For now, this transaction creates three companies with overlapping minority shares. As I told The Wall Street Journal: “The challenge is that it's now quite a complex organization, with many competing loyalties and agendas.”
A few examples:
- After Walgreens becomes ABC’s major shareholder, will independents stay with ABC? If ABC loses the small customer, it will have traded the pleasure of higher-margin business for the thrill of lower-margin revenues. I suspect that ABC will retain most (95%+) of its smaller customers, but there will be friction and noise. Some pharmacy owners will whine, but ultimately price and service are what matter. If ABC can leverage its new scale into better pricing, then most pharmacy owners will stick with it. In the meantime, expect competing wholesalers to ramp up the counter-advertising.
- ABC has successful, higher-margin consulting and outsourcing businesses that sell services to manufacturers. Will manufacturers continue to purchase these services, even as the combined organization tries to simultaneously squeeze manufacturer margins through global sourcing RFQs?
- As the leading distributor of specialty medications to physician offices and clinics, ABC is heavily invested in the buy-and-bill channel. Meanwhile, Walgreens operates the largest home infusion business, which attempts to shifts administration out of physician offices. As the third-largest dispenser of specialty drugs, Walgreens also has a white-bagging program that undermines specialty distribution, per Specialty Pharmacies Keep Gaining on Buy-and-Bill.
WILL THIS BECOME ONE MEGA-COMPANY?
Short answer: Probably.
Walgreens has a 45% ownership in Alliance Boots, and is likely to exercise its 2016 option to own the whole business.
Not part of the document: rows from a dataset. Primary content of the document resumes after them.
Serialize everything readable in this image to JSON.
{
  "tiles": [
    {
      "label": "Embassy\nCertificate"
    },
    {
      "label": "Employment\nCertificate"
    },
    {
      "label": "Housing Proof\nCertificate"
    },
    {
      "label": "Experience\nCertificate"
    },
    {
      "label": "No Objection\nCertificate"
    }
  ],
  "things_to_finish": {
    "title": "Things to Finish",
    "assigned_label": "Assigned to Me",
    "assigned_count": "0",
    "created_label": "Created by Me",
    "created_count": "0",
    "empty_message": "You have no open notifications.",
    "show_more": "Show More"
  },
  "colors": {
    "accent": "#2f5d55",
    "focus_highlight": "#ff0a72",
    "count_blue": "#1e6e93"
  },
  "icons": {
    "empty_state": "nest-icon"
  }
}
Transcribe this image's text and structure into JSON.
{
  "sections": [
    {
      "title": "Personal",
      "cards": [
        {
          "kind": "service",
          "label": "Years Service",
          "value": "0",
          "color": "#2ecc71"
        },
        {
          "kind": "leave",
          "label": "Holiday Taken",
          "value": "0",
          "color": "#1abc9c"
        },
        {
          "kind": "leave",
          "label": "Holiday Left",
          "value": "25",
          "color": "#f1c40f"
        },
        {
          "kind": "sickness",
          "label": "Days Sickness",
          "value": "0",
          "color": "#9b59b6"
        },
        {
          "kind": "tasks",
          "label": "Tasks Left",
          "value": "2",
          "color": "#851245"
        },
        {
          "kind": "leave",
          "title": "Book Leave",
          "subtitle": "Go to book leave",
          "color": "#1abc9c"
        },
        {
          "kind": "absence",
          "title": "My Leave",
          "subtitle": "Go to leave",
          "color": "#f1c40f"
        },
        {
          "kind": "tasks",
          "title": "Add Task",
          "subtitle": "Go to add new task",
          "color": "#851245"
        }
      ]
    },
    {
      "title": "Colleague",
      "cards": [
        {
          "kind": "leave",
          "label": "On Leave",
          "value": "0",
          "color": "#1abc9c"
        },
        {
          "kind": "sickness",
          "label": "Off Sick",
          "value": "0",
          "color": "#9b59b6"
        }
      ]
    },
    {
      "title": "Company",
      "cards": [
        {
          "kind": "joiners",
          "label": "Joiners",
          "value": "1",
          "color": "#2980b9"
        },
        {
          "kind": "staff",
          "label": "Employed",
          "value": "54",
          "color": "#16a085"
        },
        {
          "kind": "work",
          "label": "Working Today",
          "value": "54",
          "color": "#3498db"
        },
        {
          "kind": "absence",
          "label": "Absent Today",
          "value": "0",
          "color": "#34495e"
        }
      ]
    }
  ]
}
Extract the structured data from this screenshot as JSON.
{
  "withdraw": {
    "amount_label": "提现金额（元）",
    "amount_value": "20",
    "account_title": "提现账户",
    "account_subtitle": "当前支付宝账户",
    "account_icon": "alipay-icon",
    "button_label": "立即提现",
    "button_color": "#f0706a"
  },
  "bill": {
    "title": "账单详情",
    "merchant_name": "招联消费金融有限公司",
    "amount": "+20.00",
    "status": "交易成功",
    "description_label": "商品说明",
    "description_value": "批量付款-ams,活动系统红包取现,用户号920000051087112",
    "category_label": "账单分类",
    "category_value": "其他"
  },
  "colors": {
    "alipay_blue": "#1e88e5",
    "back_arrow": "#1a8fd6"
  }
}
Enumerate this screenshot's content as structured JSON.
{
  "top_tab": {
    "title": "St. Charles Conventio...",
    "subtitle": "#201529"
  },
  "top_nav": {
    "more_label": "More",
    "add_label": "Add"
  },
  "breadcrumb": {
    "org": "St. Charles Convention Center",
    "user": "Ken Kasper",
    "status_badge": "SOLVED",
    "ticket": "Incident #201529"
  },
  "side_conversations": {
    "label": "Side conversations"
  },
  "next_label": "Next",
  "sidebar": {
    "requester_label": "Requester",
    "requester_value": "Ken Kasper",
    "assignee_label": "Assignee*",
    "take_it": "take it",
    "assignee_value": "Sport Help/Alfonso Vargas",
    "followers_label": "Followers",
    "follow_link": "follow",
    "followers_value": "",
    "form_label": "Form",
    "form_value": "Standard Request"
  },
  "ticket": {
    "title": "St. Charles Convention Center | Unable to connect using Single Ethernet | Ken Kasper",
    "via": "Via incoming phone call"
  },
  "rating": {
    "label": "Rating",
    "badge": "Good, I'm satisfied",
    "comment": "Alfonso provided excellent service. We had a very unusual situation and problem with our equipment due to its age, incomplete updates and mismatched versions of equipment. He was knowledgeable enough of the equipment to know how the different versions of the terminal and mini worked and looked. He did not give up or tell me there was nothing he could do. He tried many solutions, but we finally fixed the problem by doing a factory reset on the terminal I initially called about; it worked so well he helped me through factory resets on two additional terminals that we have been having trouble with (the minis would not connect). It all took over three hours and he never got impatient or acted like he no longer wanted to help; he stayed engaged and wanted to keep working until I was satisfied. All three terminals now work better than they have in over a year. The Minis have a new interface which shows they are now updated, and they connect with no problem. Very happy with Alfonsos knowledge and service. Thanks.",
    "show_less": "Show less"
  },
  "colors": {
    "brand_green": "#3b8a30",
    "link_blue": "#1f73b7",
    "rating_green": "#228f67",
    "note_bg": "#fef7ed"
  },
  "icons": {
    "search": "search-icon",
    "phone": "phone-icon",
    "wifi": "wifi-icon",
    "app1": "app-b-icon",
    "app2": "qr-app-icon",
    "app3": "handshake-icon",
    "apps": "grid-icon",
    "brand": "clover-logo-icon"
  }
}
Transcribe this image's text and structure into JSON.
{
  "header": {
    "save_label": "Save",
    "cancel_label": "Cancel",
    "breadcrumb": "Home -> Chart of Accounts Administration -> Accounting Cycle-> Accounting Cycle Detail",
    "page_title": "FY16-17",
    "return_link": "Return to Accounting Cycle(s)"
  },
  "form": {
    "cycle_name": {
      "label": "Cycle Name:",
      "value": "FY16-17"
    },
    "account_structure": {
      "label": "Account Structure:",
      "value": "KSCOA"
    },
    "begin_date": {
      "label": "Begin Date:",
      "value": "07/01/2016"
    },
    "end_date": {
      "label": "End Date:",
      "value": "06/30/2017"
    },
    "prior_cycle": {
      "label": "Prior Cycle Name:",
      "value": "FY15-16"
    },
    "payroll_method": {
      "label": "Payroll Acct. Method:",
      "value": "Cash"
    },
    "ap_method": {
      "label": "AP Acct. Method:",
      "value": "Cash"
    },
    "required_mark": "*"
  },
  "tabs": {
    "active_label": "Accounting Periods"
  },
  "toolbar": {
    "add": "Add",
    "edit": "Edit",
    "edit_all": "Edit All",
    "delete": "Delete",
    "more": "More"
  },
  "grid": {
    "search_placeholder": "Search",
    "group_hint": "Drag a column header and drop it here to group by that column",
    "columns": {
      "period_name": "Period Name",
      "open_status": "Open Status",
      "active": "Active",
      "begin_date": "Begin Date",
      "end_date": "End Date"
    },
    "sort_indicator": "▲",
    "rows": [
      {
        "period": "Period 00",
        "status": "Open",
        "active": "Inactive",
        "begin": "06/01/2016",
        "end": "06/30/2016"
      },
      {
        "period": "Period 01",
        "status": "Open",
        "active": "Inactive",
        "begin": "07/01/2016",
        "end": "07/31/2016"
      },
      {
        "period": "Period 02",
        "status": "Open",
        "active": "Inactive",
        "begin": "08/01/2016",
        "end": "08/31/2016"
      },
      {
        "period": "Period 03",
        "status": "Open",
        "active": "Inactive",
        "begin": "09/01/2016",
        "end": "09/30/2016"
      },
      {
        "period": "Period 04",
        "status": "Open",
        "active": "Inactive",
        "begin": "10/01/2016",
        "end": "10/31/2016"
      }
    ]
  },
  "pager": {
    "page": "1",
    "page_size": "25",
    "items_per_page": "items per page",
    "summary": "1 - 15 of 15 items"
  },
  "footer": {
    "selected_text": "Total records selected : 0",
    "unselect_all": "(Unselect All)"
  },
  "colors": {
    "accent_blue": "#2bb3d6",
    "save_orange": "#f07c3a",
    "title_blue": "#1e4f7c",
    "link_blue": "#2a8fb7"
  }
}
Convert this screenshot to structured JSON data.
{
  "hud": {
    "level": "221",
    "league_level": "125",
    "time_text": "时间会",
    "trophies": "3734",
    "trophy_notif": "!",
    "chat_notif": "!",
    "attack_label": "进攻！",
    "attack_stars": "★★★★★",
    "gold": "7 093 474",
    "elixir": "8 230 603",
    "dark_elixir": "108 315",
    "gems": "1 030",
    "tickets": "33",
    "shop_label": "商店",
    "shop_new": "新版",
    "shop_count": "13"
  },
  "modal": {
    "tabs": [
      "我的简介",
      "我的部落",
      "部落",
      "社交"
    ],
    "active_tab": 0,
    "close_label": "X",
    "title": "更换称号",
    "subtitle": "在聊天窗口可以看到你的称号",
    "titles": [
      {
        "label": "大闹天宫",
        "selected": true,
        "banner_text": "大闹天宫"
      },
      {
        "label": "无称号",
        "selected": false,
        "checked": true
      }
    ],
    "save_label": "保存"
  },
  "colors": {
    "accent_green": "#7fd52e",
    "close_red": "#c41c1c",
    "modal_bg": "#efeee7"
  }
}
Walgreens and Alliance Boots can buy up to 7% of ABC on the open market now, and has the option to own an additional 16% in 2016/17. Note that the agreement prevents WAG from owning more than 30% of ABC.
Assuming that small customers don’t desert ABC, I expect Walgreens/Alliance Boots to purchase ABC outright within 10 years. In Drug Channels' early days, I predicted that Alliance Boots would buy a wholesaler. (See 2006’s US Wholesalers Look to Europe and 2007’s The British are Coming?) Looks like I may end up being right about the outcome, but wrong about the timing…which is slightly better than just being wrong!
The transaction puts Stefano Pessina ever closer to his long-held goal of building a truly global organization. In 2017, Pessina will be 75 years old. He will also be the single largest shareholder of Walgreens, Alliance Boots, and (by extension), AmerisourceBergen.
Forbes recently pegged Pessina’s net worth at $6.4 billion. (source) The drug channels participants are all now playing on this billionaire’s chess board.